伊藤園 新俳句大賞 “お~いお茶”支えた30年 俳句のユネスコ登録支援へ

1989年(平成元年)から始まった伊藤園が主催する「お~いお茶 新俳句大賞」が今年で30回目を迎えた。季語にとらわれない、自分で創作した新俳句が商品パッケージに印刷されて店頭に並ぶというユニークな企画が幅広い世代に支持され、まさに緑茶飲料「お~いお茶」の成長を支えてきた。

「お~いお茶は今年で発売30周年を迎え、30回目の新俳句大賞とともに平成の時代に歩んできた」と、このほど開かれた新俳句大賞の表彰式で本庄大介社長(執行役員)は語る。第1回の新俳句応募数は約4万句だったが、現在では約200万句の応募を集める日本一の俳句創作コンテストに拡大。「サラリーマン川柳など様々な賞と比べても、いかに規模が大きいかが分かる」とし、「お~いお茶」の販売量(初年度216万ケース、前期9千20万ケース)とともに成長してきたと振り返った。

伊藤園は1985年(昭和60年)に世界で初めて緑茶の飲料化に成功し、「缶入り煎茶(緑茶)」を発売。その後1989年(平成元年)に「煎茶」から「お~いお茶」への名称変更を機に「お~いお茶 新俳句大賞」を創設。当時は松尾芭蕉が「奥の細道」紀行300周年に当たるなど、伝統的な短詩形文学への関心が高まりつつあったが、作者自身が発表する機会はほとんどなく、これが商品パッケージに自分が作った句が載るという伊藤園の企画にぴったりはまった。

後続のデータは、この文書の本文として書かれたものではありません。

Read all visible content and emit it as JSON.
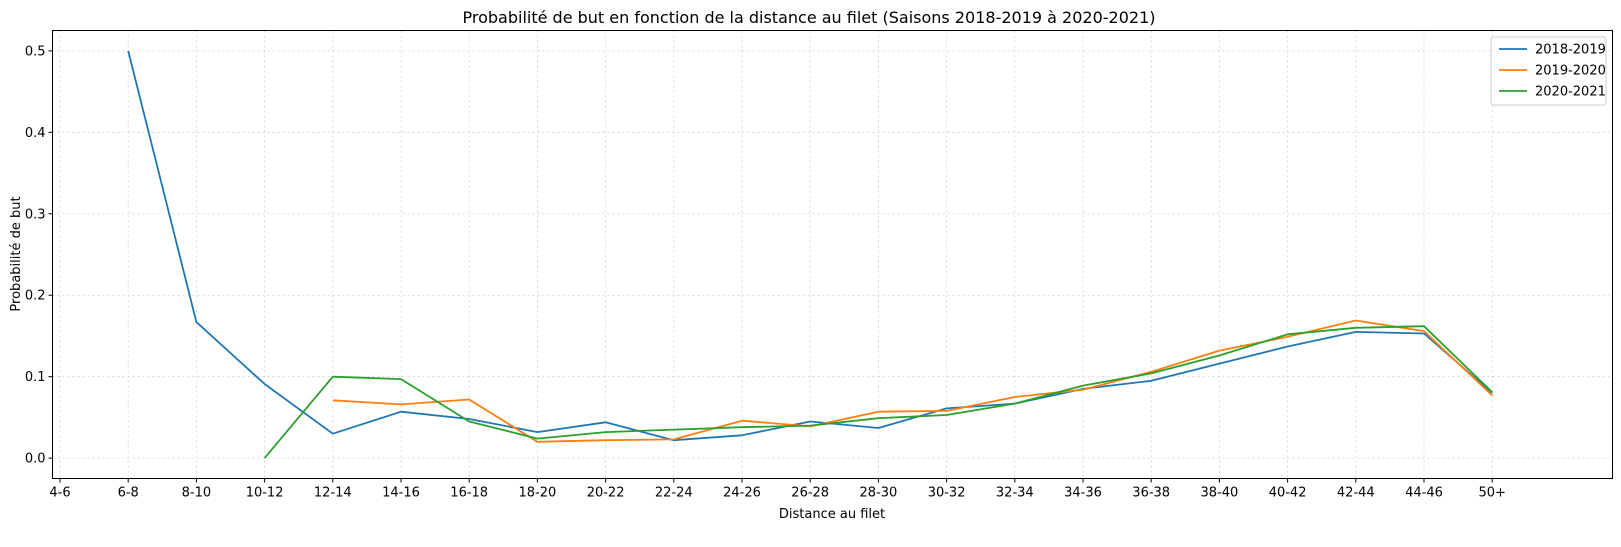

新俳句大賞の企画段階からかかわり、第1回から審査員として大賞を支えてきた俳人の金子兜太氏(昨年永眠、今年から金子兜太賞新設)。本庄社長は「30年前に新俳句大賞を開始するに際に、大先輩である当社の米内貞弘さんや橋爪清さんが金子先生に新俳句の趣旨をお伝えし、先生には快く引き受けてもらったものと聞いている」と新俳句大賞開設当時の経緯を説明。その金子氏も生前、「(新俳句により)日本人に馴染みのある形式で表現できる場を提供したことで、潜在的に持っていた文化感覚を掘り起こし、その広がりが応募数に表れている」と指摘していた。

「お~いお茶に印刷された新俳句は、今やあっても気づかないほど浸透し、デザインの一つになっている」と志田光正マーケティング本部長。だが「商品とともに新俳句でも30年間積み上げてきた歩みを財産にしながら次の一歩を歩む」とし、今年から俳句ユネスコ無形文化遺産登録推進協議会の活動への協力や、大賞に画像を活用した新たなテーマの部門を開設。中でもユネスコ活動への協力は、日本文化としての新俳句を海外にも知ってもらうきっかけになり、世界のティーカンパニーを目指す伊藤園ならではの展開と言える。

第30回「お~いお茶 新俳句大賞」の表彰式が3日に開催され、過去最多の応募となった199万5千869句の中から最高位賞である文部科学大臣賞に長崎県・田中龍太さん(27歳)の作品「猫の載る ヘルスメーター 文化の日」が選ばれ、文科省の伊藤明子民間教育事業振興室長から賞状、本庄社長から賞金が贈られた。